POH Tuning (Part 4 - Benchmark design and the performance infrastructure)

Mar 5, 2021

Benchmark design

Armed with the knowledge about how the allocation ratios works in the previous post. Now we can design our benchmarks. My goal is to produce a pair of benchmarks so that I can compare pinning objects by using the old pinned handle, or by the new pinned object heap.

In the pinned handle case, we can have a general design like this:

Out of 1,000 objects in the SOH, \( a \) of them survives and \( b \) of them are pinned.

The key idea is to create a matching pinned object heap variant, and here is how it could be done:

Out of \( 1000 - b \) objects in the SOH, \( a - b \) of them survives and none of them are pinned. Out of \( b \) objects in the POH, \( b \) of them survives and \( b \) of them are pinned.

The benchmark is designed so that the total number of survived object would be \( a - b + b = a \) , and the total number of pinned object is \( b \), which means both cases implements the same scenario.

Using the knob that we can control, here are some constraints on \( a \) and \( b \):

\( b \le a \)
The first design can be realized if \( a \) is a factor of 1000 and \( b \) is a factor of \( a \).
The second design can be realized if \( a - b \) is a factor of \( 1000 - b \).

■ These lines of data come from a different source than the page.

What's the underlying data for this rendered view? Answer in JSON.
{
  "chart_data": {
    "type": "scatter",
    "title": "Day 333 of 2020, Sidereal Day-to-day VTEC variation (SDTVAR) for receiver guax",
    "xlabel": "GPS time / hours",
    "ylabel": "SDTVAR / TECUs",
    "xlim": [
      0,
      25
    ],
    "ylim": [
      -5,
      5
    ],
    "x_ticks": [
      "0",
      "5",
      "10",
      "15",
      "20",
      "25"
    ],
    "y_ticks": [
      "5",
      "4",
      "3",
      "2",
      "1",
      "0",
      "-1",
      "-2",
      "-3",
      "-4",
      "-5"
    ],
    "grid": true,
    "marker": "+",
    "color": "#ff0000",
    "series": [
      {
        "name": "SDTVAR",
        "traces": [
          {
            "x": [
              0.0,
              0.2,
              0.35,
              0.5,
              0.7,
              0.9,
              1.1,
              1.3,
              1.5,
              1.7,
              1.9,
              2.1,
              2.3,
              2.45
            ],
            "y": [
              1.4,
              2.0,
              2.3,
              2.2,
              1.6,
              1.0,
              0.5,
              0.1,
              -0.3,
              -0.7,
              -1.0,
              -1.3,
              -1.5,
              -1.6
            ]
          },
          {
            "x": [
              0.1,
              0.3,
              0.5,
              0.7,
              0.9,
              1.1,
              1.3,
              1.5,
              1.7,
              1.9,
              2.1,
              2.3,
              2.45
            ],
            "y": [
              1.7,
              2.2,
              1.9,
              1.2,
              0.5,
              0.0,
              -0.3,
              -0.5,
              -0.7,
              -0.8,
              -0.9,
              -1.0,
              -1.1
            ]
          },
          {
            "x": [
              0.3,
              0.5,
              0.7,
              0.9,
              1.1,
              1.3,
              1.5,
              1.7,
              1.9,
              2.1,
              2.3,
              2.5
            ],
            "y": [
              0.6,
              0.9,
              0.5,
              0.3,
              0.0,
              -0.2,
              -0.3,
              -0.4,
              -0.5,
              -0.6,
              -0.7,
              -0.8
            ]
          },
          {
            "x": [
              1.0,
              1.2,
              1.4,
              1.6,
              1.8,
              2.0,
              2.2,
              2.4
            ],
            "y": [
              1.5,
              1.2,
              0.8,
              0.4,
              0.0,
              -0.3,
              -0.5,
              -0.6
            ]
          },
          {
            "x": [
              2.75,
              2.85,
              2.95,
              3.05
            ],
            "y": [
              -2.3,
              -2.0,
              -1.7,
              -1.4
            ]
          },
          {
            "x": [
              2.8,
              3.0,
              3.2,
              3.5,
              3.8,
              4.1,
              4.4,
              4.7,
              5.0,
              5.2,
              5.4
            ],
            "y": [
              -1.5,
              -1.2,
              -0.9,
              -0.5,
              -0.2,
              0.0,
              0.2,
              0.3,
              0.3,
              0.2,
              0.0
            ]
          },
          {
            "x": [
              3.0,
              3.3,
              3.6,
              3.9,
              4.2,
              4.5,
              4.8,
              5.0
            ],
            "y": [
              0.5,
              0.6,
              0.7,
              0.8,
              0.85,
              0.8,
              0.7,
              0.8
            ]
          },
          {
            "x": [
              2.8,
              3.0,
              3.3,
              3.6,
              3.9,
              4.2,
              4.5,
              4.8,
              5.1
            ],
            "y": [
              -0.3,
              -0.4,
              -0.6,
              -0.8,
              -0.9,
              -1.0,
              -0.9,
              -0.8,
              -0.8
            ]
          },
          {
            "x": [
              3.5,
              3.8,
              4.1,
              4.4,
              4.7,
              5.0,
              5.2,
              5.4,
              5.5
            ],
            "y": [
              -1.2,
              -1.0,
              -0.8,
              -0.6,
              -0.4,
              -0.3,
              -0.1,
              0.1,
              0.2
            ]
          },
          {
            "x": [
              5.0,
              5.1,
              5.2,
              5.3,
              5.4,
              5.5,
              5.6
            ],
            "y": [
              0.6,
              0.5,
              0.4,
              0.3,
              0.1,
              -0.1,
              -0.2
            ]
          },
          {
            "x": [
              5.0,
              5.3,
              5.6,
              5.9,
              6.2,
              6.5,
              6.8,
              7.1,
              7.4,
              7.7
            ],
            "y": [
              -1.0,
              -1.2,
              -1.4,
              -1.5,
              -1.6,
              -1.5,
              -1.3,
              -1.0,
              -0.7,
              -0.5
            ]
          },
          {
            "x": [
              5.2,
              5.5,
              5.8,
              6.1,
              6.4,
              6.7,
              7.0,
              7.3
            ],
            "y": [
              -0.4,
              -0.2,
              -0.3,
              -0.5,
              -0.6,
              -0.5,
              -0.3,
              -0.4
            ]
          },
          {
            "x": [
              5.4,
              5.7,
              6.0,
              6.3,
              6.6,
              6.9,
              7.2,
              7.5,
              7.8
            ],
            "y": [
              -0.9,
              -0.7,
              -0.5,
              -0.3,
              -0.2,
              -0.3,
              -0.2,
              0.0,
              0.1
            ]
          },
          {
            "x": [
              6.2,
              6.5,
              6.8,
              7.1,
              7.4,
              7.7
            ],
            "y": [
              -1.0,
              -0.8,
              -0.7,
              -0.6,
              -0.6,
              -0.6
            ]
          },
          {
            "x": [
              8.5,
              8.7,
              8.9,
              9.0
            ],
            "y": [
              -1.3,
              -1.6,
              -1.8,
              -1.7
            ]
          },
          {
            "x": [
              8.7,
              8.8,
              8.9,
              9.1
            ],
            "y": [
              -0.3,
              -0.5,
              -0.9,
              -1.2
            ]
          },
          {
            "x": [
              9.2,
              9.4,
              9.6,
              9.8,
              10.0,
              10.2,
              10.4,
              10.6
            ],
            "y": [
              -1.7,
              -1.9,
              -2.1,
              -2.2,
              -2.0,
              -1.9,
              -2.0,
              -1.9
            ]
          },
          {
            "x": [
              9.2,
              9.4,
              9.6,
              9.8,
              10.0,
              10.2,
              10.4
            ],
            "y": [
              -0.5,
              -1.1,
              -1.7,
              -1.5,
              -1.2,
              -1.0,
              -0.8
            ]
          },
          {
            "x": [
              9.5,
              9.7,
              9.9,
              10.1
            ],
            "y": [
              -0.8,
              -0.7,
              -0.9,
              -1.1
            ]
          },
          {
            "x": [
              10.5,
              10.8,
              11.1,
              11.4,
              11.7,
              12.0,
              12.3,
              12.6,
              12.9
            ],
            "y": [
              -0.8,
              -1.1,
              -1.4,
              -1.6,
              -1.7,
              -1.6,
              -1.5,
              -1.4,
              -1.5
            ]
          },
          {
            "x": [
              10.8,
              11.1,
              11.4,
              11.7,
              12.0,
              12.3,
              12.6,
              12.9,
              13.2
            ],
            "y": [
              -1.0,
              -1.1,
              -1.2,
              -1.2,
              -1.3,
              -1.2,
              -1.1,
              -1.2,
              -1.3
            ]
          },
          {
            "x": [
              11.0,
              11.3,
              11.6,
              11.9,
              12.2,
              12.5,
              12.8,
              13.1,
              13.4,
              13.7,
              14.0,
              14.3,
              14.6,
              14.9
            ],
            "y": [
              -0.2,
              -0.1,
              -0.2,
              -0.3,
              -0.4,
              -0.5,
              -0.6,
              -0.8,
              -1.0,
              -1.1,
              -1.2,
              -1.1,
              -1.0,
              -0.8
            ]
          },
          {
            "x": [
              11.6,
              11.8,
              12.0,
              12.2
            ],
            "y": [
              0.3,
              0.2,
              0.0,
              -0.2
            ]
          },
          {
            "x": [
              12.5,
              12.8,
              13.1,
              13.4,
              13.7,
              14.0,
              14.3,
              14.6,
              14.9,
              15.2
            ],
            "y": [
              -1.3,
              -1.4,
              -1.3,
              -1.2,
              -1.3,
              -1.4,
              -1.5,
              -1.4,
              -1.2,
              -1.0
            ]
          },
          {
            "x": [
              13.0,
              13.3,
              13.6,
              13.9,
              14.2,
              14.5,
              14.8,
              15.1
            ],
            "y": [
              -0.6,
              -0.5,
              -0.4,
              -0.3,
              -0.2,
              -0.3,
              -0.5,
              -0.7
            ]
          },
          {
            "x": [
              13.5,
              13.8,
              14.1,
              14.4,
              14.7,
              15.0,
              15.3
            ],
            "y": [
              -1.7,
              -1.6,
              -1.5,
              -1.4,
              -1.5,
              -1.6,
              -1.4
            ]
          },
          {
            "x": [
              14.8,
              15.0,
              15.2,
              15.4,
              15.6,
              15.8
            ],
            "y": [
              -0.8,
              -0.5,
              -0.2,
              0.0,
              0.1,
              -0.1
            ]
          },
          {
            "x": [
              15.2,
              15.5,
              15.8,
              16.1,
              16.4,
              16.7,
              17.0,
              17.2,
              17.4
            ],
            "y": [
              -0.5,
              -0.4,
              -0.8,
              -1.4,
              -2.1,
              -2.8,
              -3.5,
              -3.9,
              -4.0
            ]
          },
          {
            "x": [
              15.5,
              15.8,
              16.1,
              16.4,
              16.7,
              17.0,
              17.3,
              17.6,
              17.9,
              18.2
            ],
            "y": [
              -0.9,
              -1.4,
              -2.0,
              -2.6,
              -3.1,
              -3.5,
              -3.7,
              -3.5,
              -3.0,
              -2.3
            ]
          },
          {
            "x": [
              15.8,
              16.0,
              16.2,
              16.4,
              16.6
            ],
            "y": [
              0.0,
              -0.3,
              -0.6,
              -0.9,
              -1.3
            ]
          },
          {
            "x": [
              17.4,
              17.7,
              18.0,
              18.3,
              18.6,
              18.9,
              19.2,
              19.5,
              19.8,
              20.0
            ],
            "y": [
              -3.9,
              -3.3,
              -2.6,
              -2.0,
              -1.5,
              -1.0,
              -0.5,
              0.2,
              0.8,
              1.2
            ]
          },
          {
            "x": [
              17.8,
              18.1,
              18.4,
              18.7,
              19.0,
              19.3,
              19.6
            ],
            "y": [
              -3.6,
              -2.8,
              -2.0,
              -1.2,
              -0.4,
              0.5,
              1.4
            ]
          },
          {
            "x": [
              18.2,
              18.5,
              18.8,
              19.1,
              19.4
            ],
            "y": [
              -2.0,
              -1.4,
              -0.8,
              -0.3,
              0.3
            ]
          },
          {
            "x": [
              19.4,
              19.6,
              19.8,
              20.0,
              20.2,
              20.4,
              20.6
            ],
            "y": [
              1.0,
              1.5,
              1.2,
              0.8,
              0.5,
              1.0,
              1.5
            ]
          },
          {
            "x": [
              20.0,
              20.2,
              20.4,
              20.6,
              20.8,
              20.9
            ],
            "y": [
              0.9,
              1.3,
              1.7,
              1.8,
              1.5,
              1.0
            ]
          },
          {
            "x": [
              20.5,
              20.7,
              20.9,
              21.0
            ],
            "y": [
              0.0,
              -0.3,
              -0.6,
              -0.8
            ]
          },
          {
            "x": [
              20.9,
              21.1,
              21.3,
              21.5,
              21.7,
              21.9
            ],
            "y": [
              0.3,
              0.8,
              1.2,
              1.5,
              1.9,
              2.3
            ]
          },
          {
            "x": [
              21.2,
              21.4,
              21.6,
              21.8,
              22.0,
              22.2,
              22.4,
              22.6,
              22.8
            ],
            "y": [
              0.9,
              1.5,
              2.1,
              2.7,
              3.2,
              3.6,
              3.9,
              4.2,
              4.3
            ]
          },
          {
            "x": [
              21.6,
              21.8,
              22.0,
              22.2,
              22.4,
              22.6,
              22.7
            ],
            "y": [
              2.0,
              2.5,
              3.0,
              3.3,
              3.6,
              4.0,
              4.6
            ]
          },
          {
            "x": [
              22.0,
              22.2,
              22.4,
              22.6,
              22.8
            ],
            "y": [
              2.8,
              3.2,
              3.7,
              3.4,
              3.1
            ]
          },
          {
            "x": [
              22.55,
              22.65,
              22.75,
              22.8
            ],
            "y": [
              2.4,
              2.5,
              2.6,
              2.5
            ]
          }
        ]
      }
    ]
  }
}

As an example, we could pick \( a \) to be 100 and \( b \) to be 10. That would lead to:

In the pinning handle case:

sohsi=1000/100=10
sohpi=100/10=10
pohar=0
pohsi=0

And in the POH case

sohsi=(1000-10)/(100-10)=11
sohpi=0
pohar=10
pohsi=1

The GC Performance infrastructure

To put the design into practice, we will use the GC performance infrastructure. It is basically a test harness. It takes in a benchmark description, run GCPerfSim as instructed with trace collection enabled. The tool also automates the parsing of the trace and provide the data to us for further analysis. It is much easier to figure what it is by looking at an example, here is what I wrote for the benchmarks above:

vary: coreclr
test_executables:
  defgcperfsim: C:\dev\performance\artifacts\bin\GCPerfSim\release\netcoreapp5.0\GCPerfSim.dll
coreclrs:
  a:
    core_root: c:\dev\runtime\artifacts\tests\coreclr\Windows.x64.Release\Tests\Core_Root
options:
  default_iteration_count: 1
  default_max_seconds: 300
common_config:
  complus_gcserver: true
  complus_gcconcurrent: false
  complus_gcheapcount: 6
benchmarks:
  2gb_pinning:
    arguments:
      tc: 6
      tagb: 100
      tlgb: 2
      lohar: 0
      pohar: 0
      sohsr: 100-4000
      pohsr: 100-4000
      sohsi: 10
      lohsi: 0
      pohsi: 0
      sohpi: 10
      lohpi: 0
      sohfi: 0
      lohfi: 0
      pohfi: 0
      allocType: reference
      testKind: time
  2gb_poh:
    arguments:
      tc: 6
      tagb: 100
      tlgb: 2
      lohar: 0
      pohar: 10
      sohsr: 100-4000
      pohsr: 100-4000
      sohsi: 11
      lohsi: 0
      pohsi: 1
      sohpi: 0
      lohpi: 0
      sohfi: 0
      lohfi: 0
      pohfi: 0
      allocType: reference
      testKind: time
scores:
  speed:
    FirstToLastGCSeconds:
      weight: 1
    PauseDurationMSec_95P:
      weight: 1

The file is pretty self explanatory on what we want to infrastructure to do. The detailed definition of these fields can be found in the documentation. The infrastructure will take this file as an input and run the specified benchmarks and collect the data for us.

The documentation is fairly clear about how to setup and run the benchmarks. In the following post, I will talk about analyzing the result of the run.